Tallow Beach, Byron Bay, NSW, Australia
The NSW Valuer-General has announced a significant cut in the valuation of beachfront properties at Belongil Beach on the Northern NSW coast. Although this will only affect the the calculation of rates and levy land tax, it sends a signal to those living in these areas and their insurers. This assessment by the Valuer-General comes after the release of the NSW coastal planning guidelines, which states that

'Where possible, new urban developments and coastal subdivisions should be located outside coastal risk areas'
and
'Where zones are identified as being subject to coastal risks it may be appropriate to include an additional objective for that zone requiring the accommodation of the projected impacts of sea level rise.'
The statements are in line with the conclusions of a Parliamentary Inquiry by the House of Representatives Standing Committee on Climate Change, Water, Environment and the Arts, Managing our coastal zone in a changing climate, which reported in October 2009:
The Committee notes the serious implications of ...more frequent flooding projections for coastal planning and the need for urgent action to amend coastal planning and development policies.
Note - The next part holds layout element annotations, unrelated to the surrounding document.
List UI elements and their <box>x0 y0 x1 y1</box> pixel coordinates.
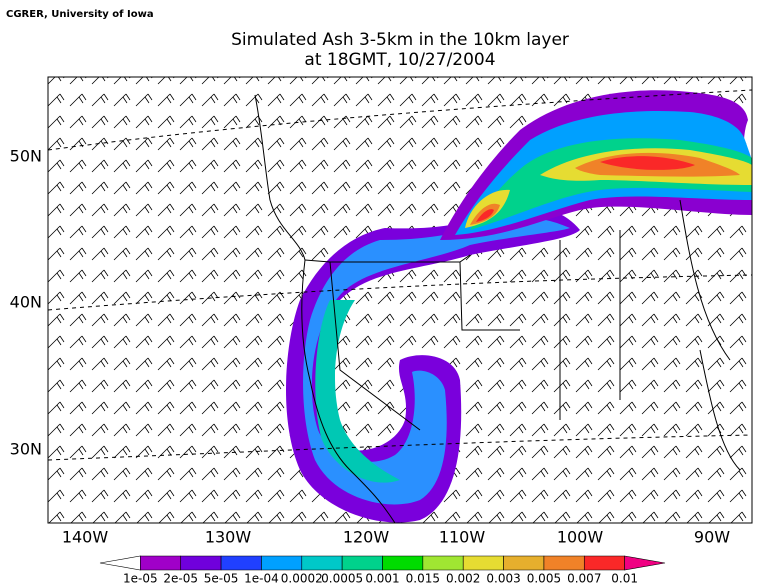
colorbar-segment <box>341 555 383 571</box>
lon-label: 110W <box>439 528 486 547</box>
colorbar-segment <box>624 555 666 571</box>
colorbar-segment <box>140 555 182 571</box>
colorbar-label: 0.002 <box>446 572 480 586</box>
colorbar-segment <box>462 555 504 571</box>
colorbar-segment <box>180 555 222 571</box>
lon-label: 130W <box>205 528 252 547</box>
lat-label: 50N <box>10 147 42 166</box>
colorbar-segment <box>220 555 262 571</box>
colorbar-label: 0.001 <box>365 572 399 586</box>
colorbar-segment <box>382 555 424 571</box>
axes: 140W 130W 120W 110W 100W 90W 50N 40N 30N <box>10 147 731 547</box>
map-area <box>48 77 752 523</box>
colorbar-label: 0.01 <box>611 572 638 586</box>
lat-label: 40N <box>10 293 42 312</box>
lat-label: 30N <box>10 440 42 459</box>
colorbar-segment <box>503 555 545 571</box>
colorbar-label: 2e-05 <box>163 572 198 586</box>
lon-label: 90W <box>694 528 730 547</box>
colorbar-segment <box>301 555 343 571</box>
colorbar-label: 0.007 <box>567 572 601 586</box>
plot-frame <box>47 76 753 524</box>
colorbar-segment <box>99 555 141 571</box>
lon-label: 100W <box>557 528 604 547</box>
title-line: Simulated Ash 3-5km in the 10km layer <box>231 30 569 50</box>
colorbar-label: 1e-05 <box>123 572 158 586</box>
colorbar-segment <box>583 555 625 571</box>
colorbar-segment <box>261 555 303 571</box>
colorbar-label: 0.015 <box>406 572 440 586</box>
colorbar-segment <box>422 555 464 571</box>
colorbar-label: 0.005 <box>527 572 561 586</box>
colorbar-label: 0.003 <box>486 572 520 586</box>
lon-label: 120W <box>343 528 390 547</box>
colorbar-label: 5e-05 <box>204 572 239 586</box>
ash-plume <box>286 90 752 523</box>
colorbar-label: 0.0002 <box>281 572 323 586</box>
colorbar-segment <box>543 555 585 571</box>
colorbar-label: 0.0005 <box>321 572 363 586</box>
coastlines <box>48 89 752 523</box>
colorbar-label: 1e-04 <box>244 572 279 586</box>
credit: CGRER, University of Iowa <box>6 9 154 20</box>
title-line: at 18GMT, 10/27/2004 <box>304 50 495 70</box>
lon-label: 140W <box>62 528 109 547</box>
The NSW coastal planning guidelines accepts a likely sea level rise of 40cm by 2050 and 90cm by 2100 over the 1990 level. It also states that benchmarks will need to be updated with any new findings reported in the next assessment report of the Intergovernmental Panel on Climate Change.

While none of this binds NSW local councils, it provides them with the arguments needed to reduce the number of developments in high-risk areas and equips insurers with rationales for increasing risk management costs. These higher costs reflect the need to build better protected homes that are inherently more expensive.